5. As for challenges, a highlight of my games came when a kraken tentacle hurled my unconscious character to another game table. The incident came during the D&D multi-table special adventure MOON ES-1 A Drop in the Ocean. The DMs invented a process where tentacle attacks could fling characters from table to table. Falling characters landed in the quipper-infested waters controlled by another DM. Players loved it.

Many multi-table adventures feature a way for characters to jump between tables, but they typically move in response to a call for help. Players never ask for help, so nobody moves. The tentacle rule sparked concerns that too many people might temporarily land at a single table, leading to a party size that exceeded league regulations.

Luckily, someone read the part of league guidelines that grants DMs authority to make rulings that make things fun. Dave and Gary did not give D&D to us just to see a game where kraken tentacles can’t hurl unconscious characters from table to table.
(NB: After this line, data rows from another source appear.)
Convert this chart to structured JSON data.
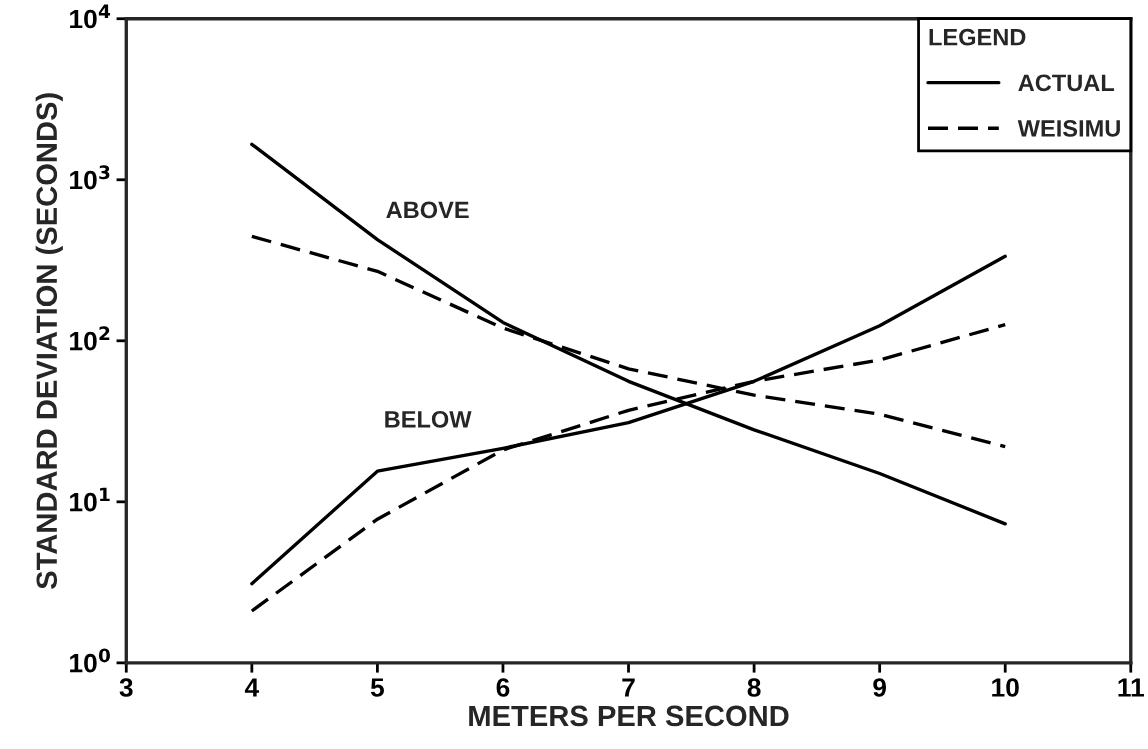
{
  "chart_data": {
    "type": "line",
    "xlabel": "METERS PER SECOND",
    "ylabel": "STANDARD DEVIATION (SECONDS)",
    "legend_title": "LEGEND",
    "legend": "top right",
    "log": "y",
    "grid": false,
    "xlim": [
      3,
      11
    ],
    "xticks": [
      3,
      4,
      5,
      6,
      7,
      8,
      9,
      10,
      11
    ],
    "ylim": [
      1,
      10000
    ],
    "yticks": [
      {
        "value": 1,
        "label": "10$^{0}$"
      },
      {
        "value": 10,
        "label": "10$^{1}$"
      },
      {
        "value": 100,
        "label": "10$^{2}$"
      },
      {
        "value": 1000,
        "label": "10$^{3}$"
      },
      {
        "value": 10000,
        "label": "10$^{4}$"
      }
    ],
    "x": [
      4,
      5,
      6,
      7,
      8,
      9,
      10
    ],
    "series": [
      {
        "name": "ACTUAL",
        "color": "#000000",
        "line_style": "solid",
        "values": [
          1660,
          425,
          130,
          56,
          28,
          15,
          7.3
        ]
      },
      {
        "name": "WEISIMU",
        "color": "#000000",
        "line_style": "dashed",
        "values": [
          445,
          270,
          120,
          67,
          46,
          35,
          22
        ]
      },
      {
        "color": "#000000",
        "line_style": "solid",
        "values": [
          3.1,
          15.5,
          21.5,
          31,
          56,
          124,
          335
        ]
      },
      {
        "color": "#000000",
        "line_style": "dashed",
        "values": [
          2.1,
          7.8,
          21,
          37,
          56,
          76,
          126
        ]
      }
    ],
    "annotations": [
      "ABOVE",
      "BELOW"
    ]
  }
}
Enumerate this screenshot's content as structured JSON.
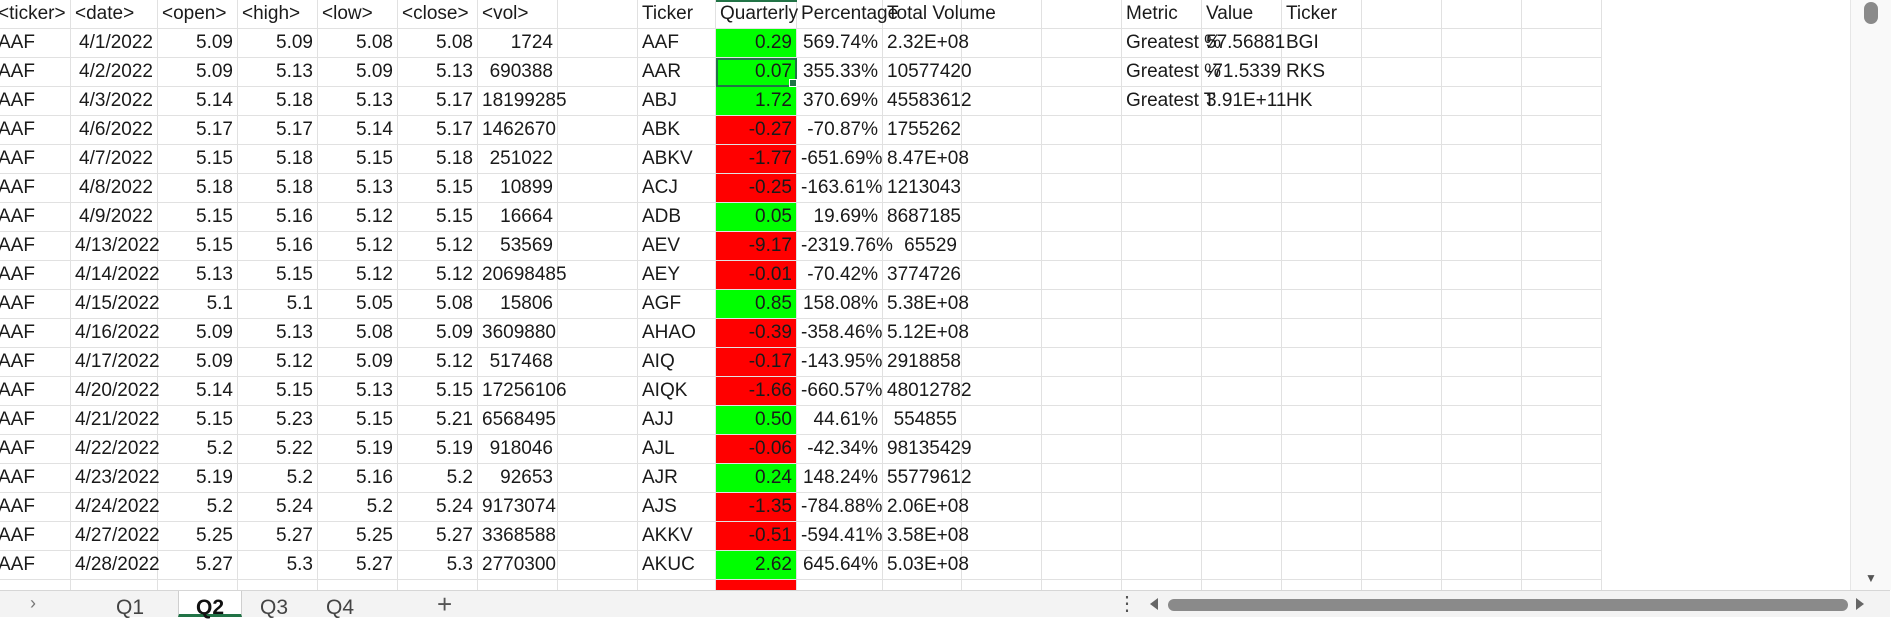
{
  "columns": {
    "stock": [
      "<ticker>",
      "<date>",
      "<open>",
      "<high>",
      "<low>",
      "<close>",
      "<vol>"
    ],
    "summary": [
      "Ticker",
      "Quarterly",
      "Percentage",
      "Total Volume"
    ],
    "metric": [
      "Metric",
      "Value",
      "Ticker"
    ]
  },
  "stock_rows": [
    [
      "AAF",
      "4/1/2022",
      "5.09",
      "5.09",
      "5.08",
      "5.08",
      "1724"
    ],
    [
      "AAF",
      "4/2/2022",
      "5.09",
      "5.13",
      "5.09",
      "5.13",
      "690388"
    ],
    [
      "AAF",
      "4/3/2022",
      "5.14",
      "5.18",
      "5.13",
      "5.17",
      "18199285"
    ],
    [
      "AAF",
      "4/6/2022",
      "5.17",
      "5.17",
      "5.14",
      "5.17",
      "1462670"
    ],
    [
      "AAF",
      "4/7/2022",
      "5.15",
      "5.18",
      "5.15",
      "5.18",
      "251022"
    ],
    [
      "AAF",
      "4/8/2022",
      "5.18",
      "5.18",
      "5.13",
      "5.15",
      "10899"
    ],
    [
      "AAF",
      "4/9/2022",
      "5.15",
      "5.16",
      "5.12",
      "5.15",
      "16664"
    ],
    [
      "AAF",
      "4/13/2022",
      "5.15",
      "5.16",
      "5.12",
      "5.12",
      "53569"
    ],
    [
      "AAF",
      "4/14/2022",
      "5.13",
      "5.15",
      "5.12",
      "5.12",
      "20698485"
    ],
    [
      "AAF",
      "4/15/2022",
      "5.1",
      "5.1",
      "5.05",
      "5.08",
      "15806"
    ],
    [
      "AAF",
      "4/16/2022",
      "5.09",
      "5.13",
      "5.08",
      "5.09",
      "3609880"
    ],
    [
      "AAF",
      "4/17/2022",
      "5.09",
      "5.12",
      "5.09",
      "5.12",
      "517468"
    ],
    [
      "AAF",
      "4/20/2022",
      "5.14",
      "5.15",
      "5.13",
      "5.15",
      "17256106"
    ],
    [
      "AAF",
      "4/21/2022",
      "5.15",
      "5.23",
      "5.15",
      "5.21",
      "6568495"
    ],
    [
      "AAF",
      "4/22/2022",
      "5.2",
      "5.22",
      "5.19",
      "5.19",
      "918046"
    ],
    [
      "AAF",
      "4/23/2022",
      "5.19",
      "5.2",
      "5.16",
      "5.2",
      "92653"
    ],
    [
      "AAF",
      "4/24/2022",
      "5.2",
      "5.24",
      "5.2",
      "5.24",
      "9173074"
    ],
    [
      "AAF",
      "4/27/2022",
      "5.25",
      "5.27",
      "5.25",
      "5.27",
      "3368588"
    ],
    [
      "AAF",
      "4/28/2022",
      "5.27",
      "5.3",
      "5.27",
      "5.3",
      "2770300"
    ]
  ],
  "summary_rows": [
    {
      "ticker": "AAF",
      "quarterly": "0.29",
      "percentage": "569.74%",
      "volume": "2.32E+08",
      "status": "positive"
    },
    {
      "ticker": "AAR",
      "quarterly": "0.07",
      "percentage": "355.33%",
      "volume": "10577420",
      "status": "positive"
    },
    {
      "ticker": "ABJ",
      "quarterly": "1.72",
      "percentage": "370.69%",
      "volume": "45583612",
      "status": "positive"
    },
    {
      "ticker": "ABK",
      "quarterly": "-0.27",
      "percentage": "-70.87%",
      "volume": "1755262",
      "status": "negative"
    },
    {
      "ticker": "ABKV",
      "quarterly": "-1.77",
      "percentage": "-651.69%",
      "volume": "8.47E+08",
      "status": "negative"
    },
    {
      "ticker": "ACJ",
      "quarterly": "-0.25",
      "percentage": "-163.61%",
      "volume": "1213043",
      "status": "negative"
    },
    {
      "ticker": "ADB",
      "quarterly": "0.05",
      "percentage": "19.69%",
      "volume": "8687185",
      "status": "positive"
    },
    {
      "ticker": "AEV",
      "quarterly": "-9.17",
      "percentage": "-2319.76%",
      "volume": "65529",
      "status": "negative"
    },
    {
      "ticker": "AEY",
      "quarterly": "-0.01",
      "percentage": "-70.42%",
      "volume": "3774726",
      "status": "negative"
    },
    {
      "ticker": "AGF",
      "quarterly": "0.85",
      "percentage": "158.08%",
      "volume": "5.38E+08",
      "status": "positive"
    },
    {
      "ticker": "AHAO",
      "quarterly": "-0.39",
      "percentage": "-358.46%",
      "volume": "5.12E+08",
      "status": "negative"
    },
    {
      "ticker": "AIQ",
      "quarterly": "-0.17",
      "percentage": "-143.95%",
      "volume": "2918858",
      "status": "negative"
    },
    {
      "ticker": "AIQK",
      "quarterly": "-1.66",
      "percentage": "-660.57%",
      "volume": "48012782",
      "status": "negative"
    },
    {
      "ticker": "AJJ",
      "quarterly": "0.50",
      "percentage": "44.61%",
      "volume": "554855",
      "status": "positive"
    },
    {
      "ticker": "AJL",
      "quarterly": "-0.06",
      "percentage": "-42.34%",
      "volume": "98135429",
      "status": "negative"
    },
    {
      "ticker": "AJR",
      "quarterly": "0.24",
      "percentage": "148.24%",
      "volume": "55779612",
      "status": "positive"
    },
    {
      "ticker": "AJS",
      "quarterly": "-1.35",
      "percentage": "-784.88%",
      "volume": "2.06E+08",
      "status": "negative"
    },
    {
      "ticker": "AKKV",
      "quarterly": "-0.51",
      "percentage": "-594.41%",
      "volume": "3.58E+08",
      "status": "negative"
    },
    {
      "ticker": "AKUC",
      "quarterly": "2.62",
      "percentage": "645.64%",
      "volume": "5.03E+08",
      "status": "positive"
    }
  ],
  "metric_rows": [
    [
      "Greatest %",
      "57.56881",
      "BGI"
    ],
    [
      "Greatest %",
      "-71.5339",
      "RKS"
    ],
    [
      "Greatest T",
      "3.91E+11",
      "HK"
    ]
  ],
  "colors": {
    "positive": "#00ff00",
    "negative": "#ff0000",
    "accent": "#217346"
  },
  "sheet_tabs": [
    "Q1",
    "Q2",
    "Q3",
    "Q4"
  ],
  "active_sheet": "Q2",
  "selected_cell": "J3"
}
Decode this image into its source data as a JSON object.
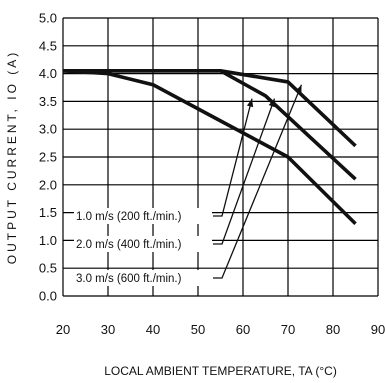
{
  "chart_data": {
    "type": "line",
    "xlabel": "LOCAL AMBIENT TEMPERATURE, TA (°C)",
    "ylabel": "OUTPUT CURRENT, IO (A)",
    "xlim": [
      20,
      90
    ],
    "ylim": [
      0,
      5
    ],
    "xticks": [
      "20",
      "30",
      "40",
      "50",
      "60",
      "70",
      "80",
      "90"
    ],
    "yticks": [
      "0.0",
      "0.5",
      "1.0",
      "1.5",
      "2.0",
      "2.5",
      "3.0",
      "3.5",
      "4.0",
      "4.5",
      "5.0"
    ],
    "grid": true,
    "series": [
      {
        "name": "1.0 m/s (200 ft./min.)",
        "x": [
          20,
          30,
          40,
          55,
          70,
          85
        ],
        "y": [
          4.05,
          4.0,
          3.8,
          3.15,
          2.5,
          1.3
        ]
      },
      {
        "name": "2.0 m/s (400 ft./min.)",
        "x": [
          20,
          30,
          55,
          65,
          75,
          85
        ],
        "y": [
          4.05,
          4.05,
          4.05,
          3.6,
          2.85,
          2.1
        ]
      },
      {
        "name": "3.0 m/s (600 ft./min.)",
        "x": [
          20,
          30,
          55,
          70,
          85
        ],
        "y": [
          4.05,
          4.05,
          4.05,
          3.85,
          2.7
        ]
      }
    ]
  }
}
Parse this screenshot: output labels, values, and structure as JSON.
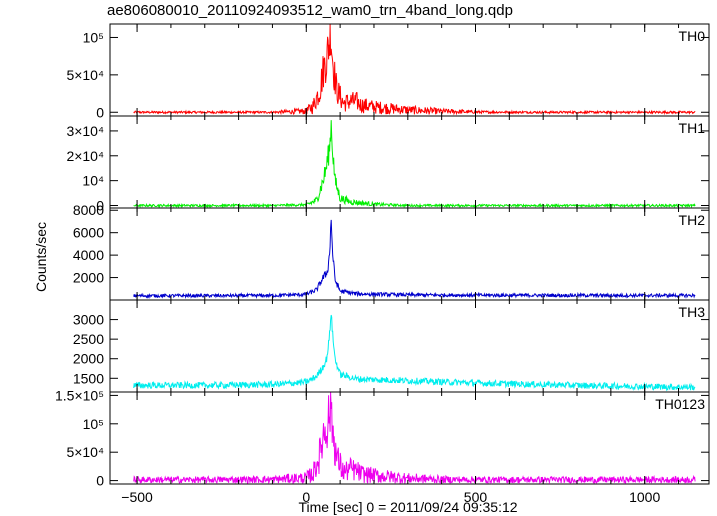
{
  "title": "ae806080010_20110924093512_wam0_trn_4band_long.qdp",
  "chart_data": {
    "type": "line",
    "xlabel": "Time [sec] 0 = 2011/09/24 09:35:12",
    "ylabel": "Counts/sec",
    "xlim": [
      -580,
      1190
    ],
    "x_ticks": [
      {
        "value": -500,
        "label": "−500"
      },
      {
        "value": 0,
        "label": "0"
      },
      {
        "value": 500,
        "label": "500"
      },
      {
        "value": 1000,
        "label": "1000"
      }
    ],
    "panels": [
      {
        "name": "TH0",
        "color": "#ff0000",
        "ylim": [
          -5000,
          118000
        ],
        "y_ticks": [
          {
            "value": 0,
            "label": "0"
          },
          {
            "value": 50000,
            "label": "5×10⁴"
          },
          {
            "value": 100000,
            "label": "10⁵"
          }
        ],
        "points": [
          [
            -510,
            0
          ],
          [
            -300,
            0
          ],
          [
            -100,
            0
          ],
          [
            0,
            1500
          ],
          [
            20,
            8000
          ],
          [
            40,
            30000
          ],
          [
            50,
            55000
          ],
          [
            55,
            65000
          ],
          [
            60,
            70000
          ],
          [
            65,
            88000
          ],
          [
            70,
            95000
          ],
          [
            72,
            112000
          ],
          [
            75,
            90000
          ],
          [
            80,
            60000
          ],
          [
            90,
            30000
          ],
          [
            110,
            12000
          ],
          [
            130,
            15000
          ],
          [
            150,
            14000
          ],
          [
            160,
            10000
          ],
          [
            200,
            7000
          ],
          [
            300,
            3000
          ],
          [
            400,
            1200
          ],
          [
            500,
            300
          ],
          [
            700,
            0
          ],
          [
            1150,
            0
          ]
        ]
      },
      {
        "name": "TH1",
        "color": "#00ee00",
        "ylim": [
          -1000,
          36000
        ],
        "y_ticks": [
          {
            "value": 0,
            "label": "0"
          },
          {
            "value": 10000,
            "label": "10⁴"
          },
          {
            "value": 20000,
            "label": "2×10⁴"
          },
          {
            "value": 30000,
            "label": "3×10⁴"
          }
        ],
        "points": [
          [
            -510,
            0
          ],
          [
            -100,
            0
          ],
          [
            0,
            300
          ],
          [
            30,
            2000
          ],
          [
            50,
            10000
          ],
          [
            60,
            16000
          ],
          [
            65,
            20000
          ],
          [
            70,
            24000
          ],
          [
            73,
            34000
          ],
          [
            77,
            24000
          ],
          [
            85,
            10000
          ],
          [
            100,
            3000
          ],
          [
            130,
            1500
          ],
          [
            200,
            500
          ],
          [
            300,
            0
          ],
          [
            1150,
            0
          ]
        ]
      },
      {
        "name": "TH2",
        "color": "#0000cc",
        "ylim": [
          0,
          8200
        ],
        "y_ticks": [
          {
            "value": 2000,
            "label": "2000"
          },
          {
            "value": 4000,
            "label": "4000"
          },
          {
            "value": 6000,
            "label": "6000"
          },
          {
            "value": 8000,
            "label": "8000"
          }
        ],
        "points": [
          [
            -510,
            380
          ],
          [
            -300,
            380
          ],
          [
            -100,
            400
          ],
          [
            0,
            500
          ],
          [
            30,
            900
          ],
          [
            50,
            2000
          ],
          [
            60,
            2400
          ],
          [
            65,
            3000
          ],
          [
            70,
            4500
          ],
          [
            73,
            7500
          ],
          [
            77,
            4500
          ],
          [
            85,
            1800
          ],
          [
            100,
            800
          ],
          [
            150,
            550
          ],
          [
            300,
            450
          ],
          [
            600,
            420
          ],
          [
            1150,
            400
          ]
        ]
      },
      {
        "name": "TH3",
        "color": "#00eeee",
        "ylim": [
          1150,
          3500
        ],
        "y_ticks": [
          {
            "value": 1500,
            "label": "1500"
          },
          {
            "value": 2000,
            "label": "2000"
          },
          {
            "value": 2500,
            "label": "2500"
          },
          {
            "value": 3000,
            "label": "3000"
          }
        ],
        "points": [
          [
            -510,
            1320
          ],
          [
            -300,
            1320
          ],
          [
            -100,
            1340
          ],
          [
            0,
            1400
          ],
          [
            30,
            1550
          ],
          [
            50,
            1800
          ],
          [
            60,
            2000
          ],
          [
            65,
            2300
          ],
          [
            70,
            2700
          ],
          [
            73,
            3250
          ],
          [
            78,
            2600
          ],
          [
            85,
            2000
          ],
          [
            100,
            1600
          ],
          [
            150,
            1480
          ],
          [
            300,
            1440
          ],
          [
            500,
            1380
          ],
          [
            800,
            1320
          ],
          [
            1150,
            1270
          ]
        ]
      },
      {
        "name": "TH0123",
        "color": "#ee00ee",
        "ylim": [
          -6000,
          156000
        ],
        "y_ticks": [
          {
            "value": 0,
            "label": "0"
          },
          {
            "value": 50000,
            "label": "5×10⁴"
          },
          {
            "value": 100000,
            "label": "10⁵"
          },
          {
            "value": 150000,
            "label": "1.5×10⁵"
          }
        ],
        "points": [
          [
            -510,
            1500
          ],
          [
            -300,
            1500
          ],
          [
            -100,
            2000
          ],
          [
            0,
            5000
          ],
          [
            20,
            12000
          ],
          [
            40,
            45000
          ],
          [
            50,
            80000
          ],
          [
            55,
            90000
          ],
          [
            60,
            95000
          ],
          [
            65,
            110000
          ],
          [
            70,
            120000
          ],
          [
            72,
            145000
          ],
          [
            75,
            115000
          ],
          [
            80,
            80000
          ],
          [
            90,
            40000
          ],
          [
            110,
            15000
          ],
          [
            130,
            20000
          ],
          [
            150,
            17000
          ],
          [
            160,
            12000
          ],
          [
            200,
            9000
          ],
          [
            300,
            4000
          ],
          [
            400,
            2000
          ],
          [
            500,
            1500
          ],
          [
            700,
            1500
          ],
          [
            1150,
            1500
          ]
        ]
      }
    ]
  }
}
6. Another highlight came when I played Invasion from the Planet of Tarrasques run by the adventure’s author, James Introcaso. This stands as my first game with top-level characters. Despite our superhero-like power, James pressed us to our limits and we had a blast. This adventure serves “over-the-top, gonzo action” without becoming silly. I’ve already committed to running it for friends.

7. The play of the convention came during the adventure MOON6-2 Troubled Visions, run by Eric Menge. The adventure pits the party against a fey prince named Uznezzir, who revels in everything repulsive and unclean. Our party found the prince’s captive and unrequited love, an Eladrin woman named Aodh. Uznezzir offered her freedom as the stake in a challenge. He suggested a riddle contest. D&D players know how that goes: The players try to solve a riddle and the adventure moves on a well-trod path.

Instead, a party member played by Jason Pearson challenged Uznezzir to a compliment contest. Is that even a thing? Whoever lavished Aodh with the best compliment would win her freedom or her eternal imprisonment. She swore on her honor to judge fairly. While the party struggled to craft praise, Eric as Uznezzir found quick inspiration.

At last the party finished and we read our work. “Aodh, Your hair shines like the sun yadda yadda yadda.” Surely Uznezzir’s honeyed words would best our platitudes.

Then the fey prince spoke. “Aodh, You are as beautiful as a heap of rotting fresh turned green under a yellow sky of dripping acid that reeks to the highest heaven and brings all the flies.”

We won the contest. In the tradition of fables, Jason had realized the fey prince’s weakness and used it to outsmart him, while Eric had been quick enough to see the twist in the story and play it out. This may rank as the best moment of collaborative storytelling I’ve seen in a D&D game.

8. The authors of D&D’s creature statistics missed an opportunity when they failed to give owls an 18 Wisdom.